El grafeno es capaz de preservar el espín de un electrón durante un período inesperadamente largo



Se ha descubierto que el grafeno es capaz de preservar el espín de un electrón durante un período inesperadamente largo, y comunicarlo desde distancias más grandes que las máximas conocidas con anterioridad. Esto abre la puerta al desarrollo de futuros dispositivos espintrónicos que permitirían, entre otras cosas, la fabricación de memorias y procesadores más rápidos y más eficientes energéticamente para ordenadores.
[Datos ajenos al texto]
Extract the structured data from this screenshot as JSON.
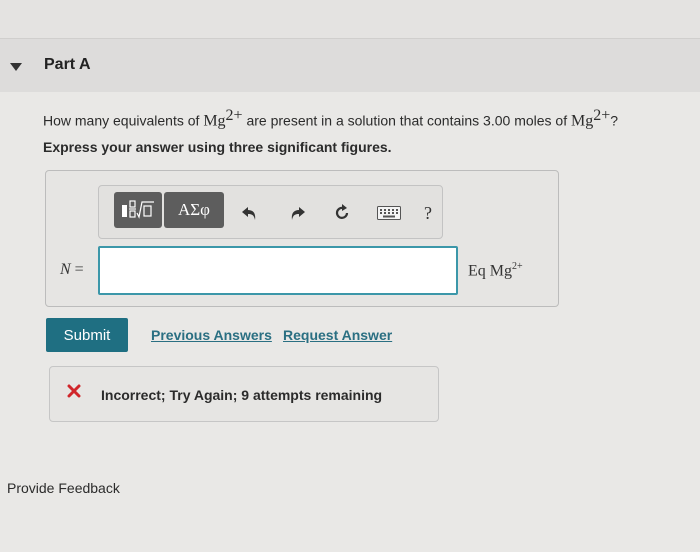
{
  "part": {
    "title": "Part A"
  },
  "question": {
    "text_before": "How many equivalents of ",
    "ion_symbol": "Mg",
    "ion_charge": "2+",
    "text_middle": " are present in a solution that contains 3.00 moles of ",
    "text_end": "?",
    "instruction": "Express your answer using three significant figures."
  },
  "toolbar": {
    "templates_icon": "fraction-sqrt-template-icon",
    "greek_label": "ΑΣφ",
    "undo_icon": "undo-arrow-icon",
    "redo_icon": "redo-arrow-icon",
    "reset_icon": "reset-icon",
    "keyboard_icon": "keyboard-icon",
    "help_label": "?"
  },
  "answer": {
    "variable_label": "N",
    "equals": " =",
    "value": "",
    "unit_text": "Eq Mg",
    "unit_charge": "2+"
  },
  "actions": {
    "submit_label": "Submit",
    "previous_answers_label": "Previous Answers",
    "request_answer_label": "Request Answer"
  },
  "feedback": {
    "icon": "x-mark-icon",
    "message": "Incorrect; Try Again; 9 attempts remaining"
  },
  "footer": {
    "provide_feedback_label": "Provide Feedback"
  },
  "colors": {
    "accent": "#1f6f82",
    "link": "#2a6f82",
    "input_border": "#3c97a9",
    "error": "#d0262b",
    "toolbar_button": "#5d5d5d"
  }
}
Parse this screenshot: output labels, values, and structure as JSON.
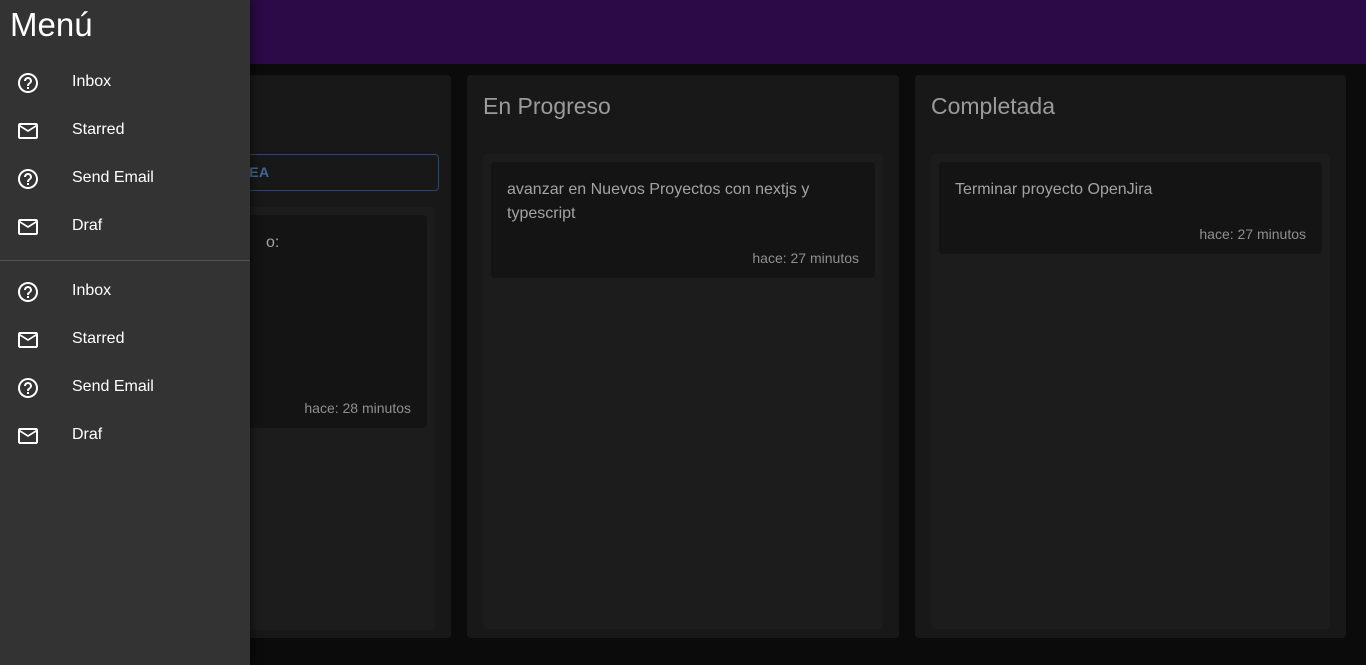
{
  "drawer": {
    "title": "Menú",
    "items": [
      {
        "label": "Inbox",
        "icon": "help-circle-icon"
      },
      {
        "label": "Starred",
        "icon": "mail-icon"
      },
      {
        "label": "Send Email",
        "icon": "help-circle-icon"
      },
      {
        "label": "Draf",
        "icon": "mail-icon"
      },
      {
        "label": "Inbox",
        "icon": "help-circle-icon"
      },
      {
        "label": "Starred",
        "icon": "mail-icon"
      },
      {
        "label": "Send Email",
        "icon": "help-circle-icon"
      },
      {
        "label": "Draf",
        "icon": "mail-icon"
      }
    ]
  },
  "board": {
    "pending": {
      "add_button_label": "R TAREA",
      "cards": [
        {
          "text": "o:",
          "time": "hace: 28 minutos"
        }
      ]
    },
    "in_progress": {
      "title": "En Progreso",
      "cards": [
        {
          "text": "avanzar en Nuevos Proyectos con nextjs y typescript",
          "time": "hace: 27 minutos"
        }
      ]
    },
    "done": {
      "title": "Completada",
      "cards": [
        {
          "text": "Terminar proyecto OpenJira",
          "time": "hace: 27 minutos"
        }
      ]
    }
  },
  "colors": {
    "appbar": "#2b0a47",
    "drawer": "#333333",
    "background": "#0b0b0b"
  }
}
El grafeno es un material singular que consiste en una capa de átomos de carbono posicionados de tal manera que conforman una retícula hexagonal, parecida a la de un panal de miel, y con un grosor de tan solo 1 átomo. Estas singulares características lo dotan de propiedades exóticas a las que se les puede sacar mucho provecho.

A la espintrónica se la puede definir como una electrónica basada en el espín. Este es una manifestación de la mecánica cuántica que podría describirse como apuntando hacia "arriba" o hacia "abajo", constituye una propiedad fundamental del electrón y es responsable de la mayoría de los fenómenos magnéticos. La espintrónica ofrece la gran promesa de enriquecer o incluso reemplazar a la electrónica tradicional. Mientras que los circuitos electrónicos hacen circular a los electrones gracias a su carga, los circuitos de la espintrónica funcionarían basándose en el espín. Gracias a ello, operaciones típicas de la circuitería clásica, como la conmutación (el mecanismo que produce los ceros y los unos del código binario) podrían ser realizadas más deprisa y usando menos energía.
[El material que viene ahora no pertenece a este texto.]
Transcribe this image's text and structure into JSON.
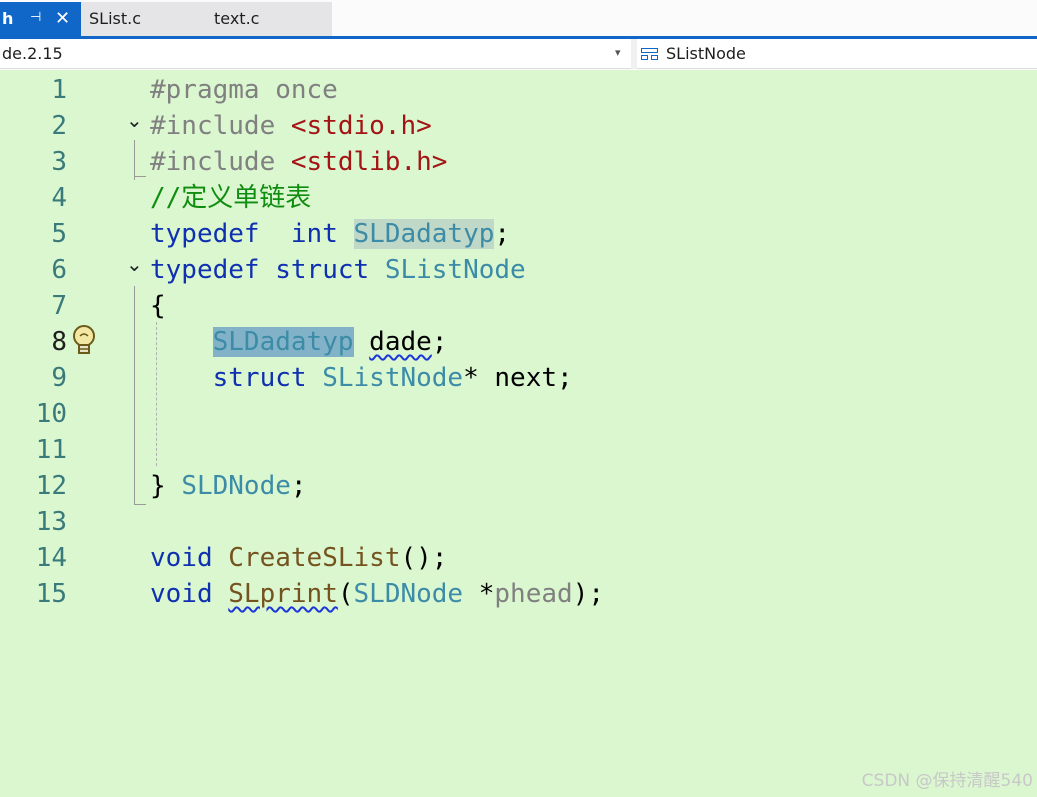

Sin embargo, el espín de los electrones es una propiedad que en la mayoría de los materiales se mantiene durante muy poco tiempo y además resulta muy inestable. La solución podría venir de la mano del grafeno. Se trata de un candidato prometedor para extender el uso de la espintrónica en la industria electrónica. La delgada película de carbono no solo es un excelente conductor eléctrico, sino que en teoría posee también la rara capacidad de mantener a los electrones con el espín intacto.

En el grafeno, los electrones conservan su espín (las flechas de color rosa en la imagen), durante mucho más tiempo del que lo mantendrían en los conductores eléctricos ordinarios como el cobre y el aluminio. (Foto: M Venkata Kamalakar et al, Nature Commu

La investigación llevada a cabo por el equipo de Saroj Dash y Venkata Kamalakar, de la Universidad Chalmers de Tecnología en Suecia, muestra que la señal del espín se preserva en canales de grafeno que tienen hasta 16 micrómetros de largo. El tiempo durante el cual los espines se mantienen alineados y que ha sido medido ha resultado ser de poco más de un nanosegundo. La duración y el alcance pueden parecer exiguos, pero en realidad ofrecen perspectivas muy prometedoras, al denotar que es factible introducir mejoras de diseño que aumenten aún más las prestaciones de estos componentes.

Para la investigación, se ha trabajado con grafeno comprado a la empresa Graphenea en España. Hoy en día, el grafeno es producido comercialmente por unas pocas compañías utilizando una serie de métodos diferentes, todos los cuales se hallan todavía en una fase temprana de desarrollo.